1 We will generally denote these suspended, virus-containing particles as aerosols unless there is a need to distinguish between fresh droplets or dried particles. Some of the challenges associated with this distinction for transmission of COVID-19 are discussed by Asadi et al. (2020), Morawska and Cao (2020), and some of the references therein.

2 While it could be possible to combine many of these functions in a mask with fewer (or more) than 3 layers, this guideline nevertheless provide a useful framework for evaluating materials.

3 The role of the outer hydrophobic layer in a non-surgical mask is limited, as any filter layer will effectively block all but a powerful and persistent spray.
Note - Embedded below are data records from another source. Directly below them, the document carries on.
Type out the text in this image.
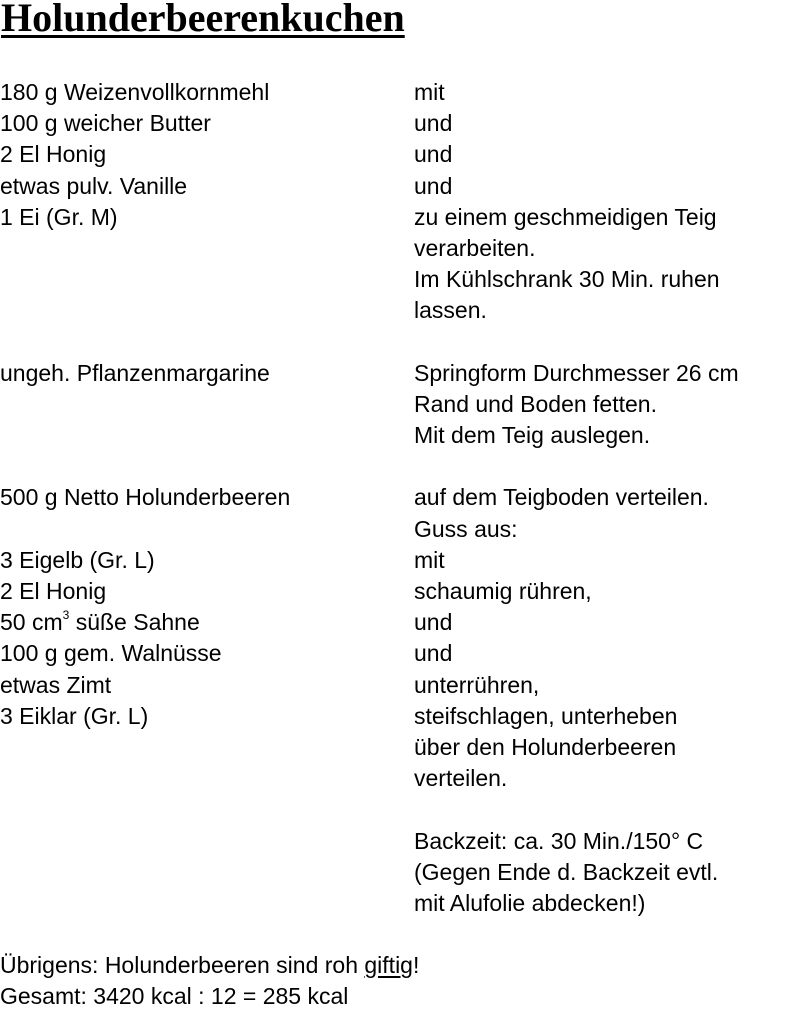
Holunderbeerenkuchen
180 g Weizenvollkornmehl	mit
100 g weicher Butter	und
2 El Honig	und
etwas pulv. Vanille	und
1 Ei (Gr. M)	zu einem geschmeidigen Teig
verarbeiten.
Im Kühlschrank 30 Min. ruhen
lassen.
ungeh. Pflanzenmargarine	Springform Durchmesser 26 cm
Rand und Boden fetten.
Mit dem Teig auslegen.
500 g Netto Holunderbeeren	auf dem Teigboden verteilen.
Guss aus:
3 Eigelb (Gr. L)	mit
2 El Honig	schaumig rühren,
50 $cm^3$ süße Sahne	und
100 g gem. Walnüsse	und
etwas Zimt	unterrühren,
3 Eiklar (Gr. L)	steifschlagen, unterheben
über den Holunderbeeren
verteilen.
Backzeit: ca. 30 Min./150° C
(Gegen Ende d. Backzeit evtl.
mit Alufolie abdecken!)
Übrigens: Holunderbeeren sind roh giftig!
Gesamt: 3420 kcal : 12 = 285 kcal
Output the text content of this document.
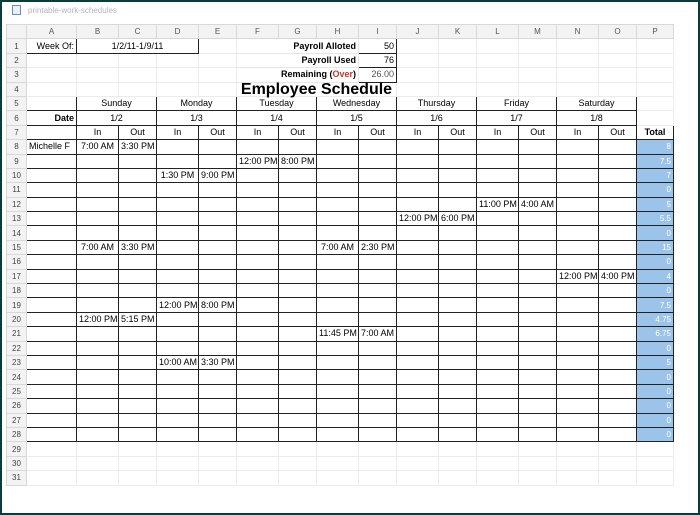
printable-work-schedules
	A	B	C	D	E	F	G	H	I	J	K	L	M	N	O	P
1	Week Of:	1/2/11-1/9/11				Payroll Alloted			50							
2						Payroll Used			76							
3						Remaining (Over)			26.00							
4						Employee Schedule										
5		Sunday		Monday		Tuesday		Wednesday		Thursday		Friday		Saturday		
6	Date	1/2		1/3		1/4		1/5		1/6		1/7		1/8		
7		In	Out	In	Out	In	Out	In	Out	In	Out	In	Out	In	Out	Total
8	Michelle F	7:00 AM	3:30 PM													8
9						12:00 PM	8:00 PM									7.5
10				1:30 PM	9:00 PM											7
11																0
12												11:00 PM	4:00 AM			5
13										12:00 PM	6:00 PM					5.5
14																0
15		7:00 AM	3:30 PM					7:00 AM	2:30 PM							15
16																0
17														12:00 PM	4:00 PM	4
18																0
19				12:00 PM	8:00 PM											7.5
20		12:00 PM	5:15 PM													4.75
21								11:45 PM	7:00 AM							6.75
22																0
23				10:00 AM	3:30 PM											5
24																0
25																0
26																0
27																0
28																0
29																
30																
31																
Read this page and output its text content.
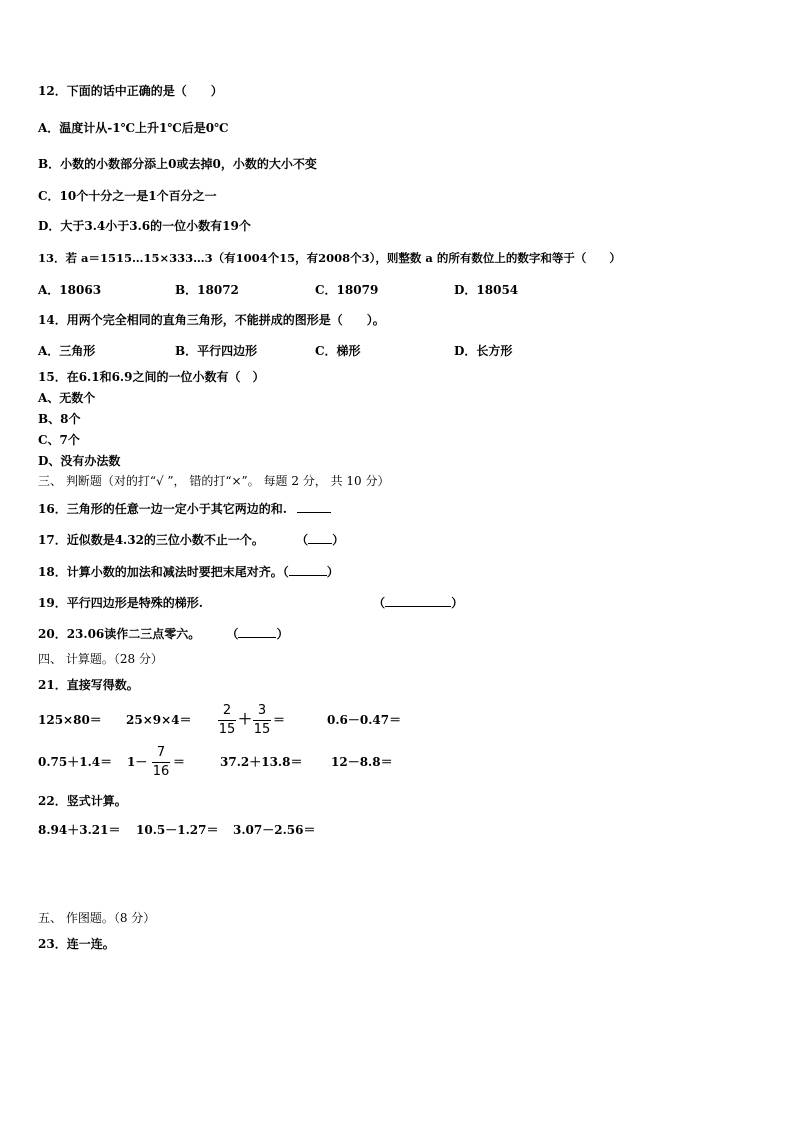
12．下面的话中正确的是（　　）
A．温度计从-1℃上升1℃后是0℃
B．小数的小数部分添上0或去掉0，小数的大小不变
C．10个十分之一是1个百分之一
D．大于3.4小于3.6的一位小数有19个
13．若 a＝1515…15×333…3（有1004个15，有2008个3），则整数 a 的所有数位上的数字和等于（　　）
A．18063	B．18072	C．18079	D．18054
14．用两个完全相同的直角三角形，不能拼成的图形是（　　）。
A．三角形	B．平行四边形	C．梯形	D．长方形
15．在6.1和6.9之间的一位小数有（　）
A、无数个
B、8个
C、7个
D、没有办法数
三、 判断题（对的打“√ ”， 错的打“×”。 每题 2 分， 共 10 分）
16．三角形的任意一边一定小于其它两边的和.
17．近似数是4.32的三位小数不止一个。	（ ）
18．计算小数的加法和减法时要把末尾对齐。（	）
19．平行四边形是特殊的梯形.	（	）
20．23.06读作二三点零六。 （	）
四、 计算题。（28 分）
21．直接写得数。
125×80＝ 25×9×4＝
2
15
＋
3
15
＝	0.6－0.47＝
0.75＋1.4＝ 1－
7
16
＝	37.2＋13.8＝ 12－8.8＝
22．竖式计算。
8.94＋3.21＝ 10.5－1.27＝ 3.07－2.56＝
五、 作图题。（8 分）
23．连一连。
In applications with such risks, the use of a face shield is more advisable.

4 SARS-CoV-2 has a diameter of 0.06 to 0.14 microns (Zhu, et al. 2020; Kim et al. 2020), representing a hard minimum in terms of particle size.

5 Milton et al. (2013) affirmed that influenza virus is present in particles below 5 micron but only presented a coarse particle size binning of greater or less than 5 micron.

6 Different standards apply to surgical masks (ASTM Bacterial filtration efficiency, FDA particle filtration efficiency) and respirator (NIOSH particle filtration efficiency) filter testing in North America. In terms of size, the ASTM Bacterial Filtration Efficiency test uses aerosolized Staphylococcus Aureus (0.6-0.8 microns), with a relatively large mean aerodynamic diameter of 3 microns.

7 The literature varies in whether ln(⋅) or log₁₀(⋅) is used. We use ln(⋅), consistent with Podgorski, Bałazy, and Gradoń (2006) and Zangmeister et al. (2020), which results in larger quality factors than those presented in some works, including Zhao et al. (2020).

8 For approximately the last 10% of tests, which focused on the effect of washing and drying, aerosols were generated using at TSI 3076 Constant Output atomizer. This was more stable but required salt concentrations approaching 80 g/L.

9 Indeed, measurements using a scanning mobility particle sizer by the authors revealed η > 99% for the N95 masks in the 0.02-0.3 micron mobility diameter range.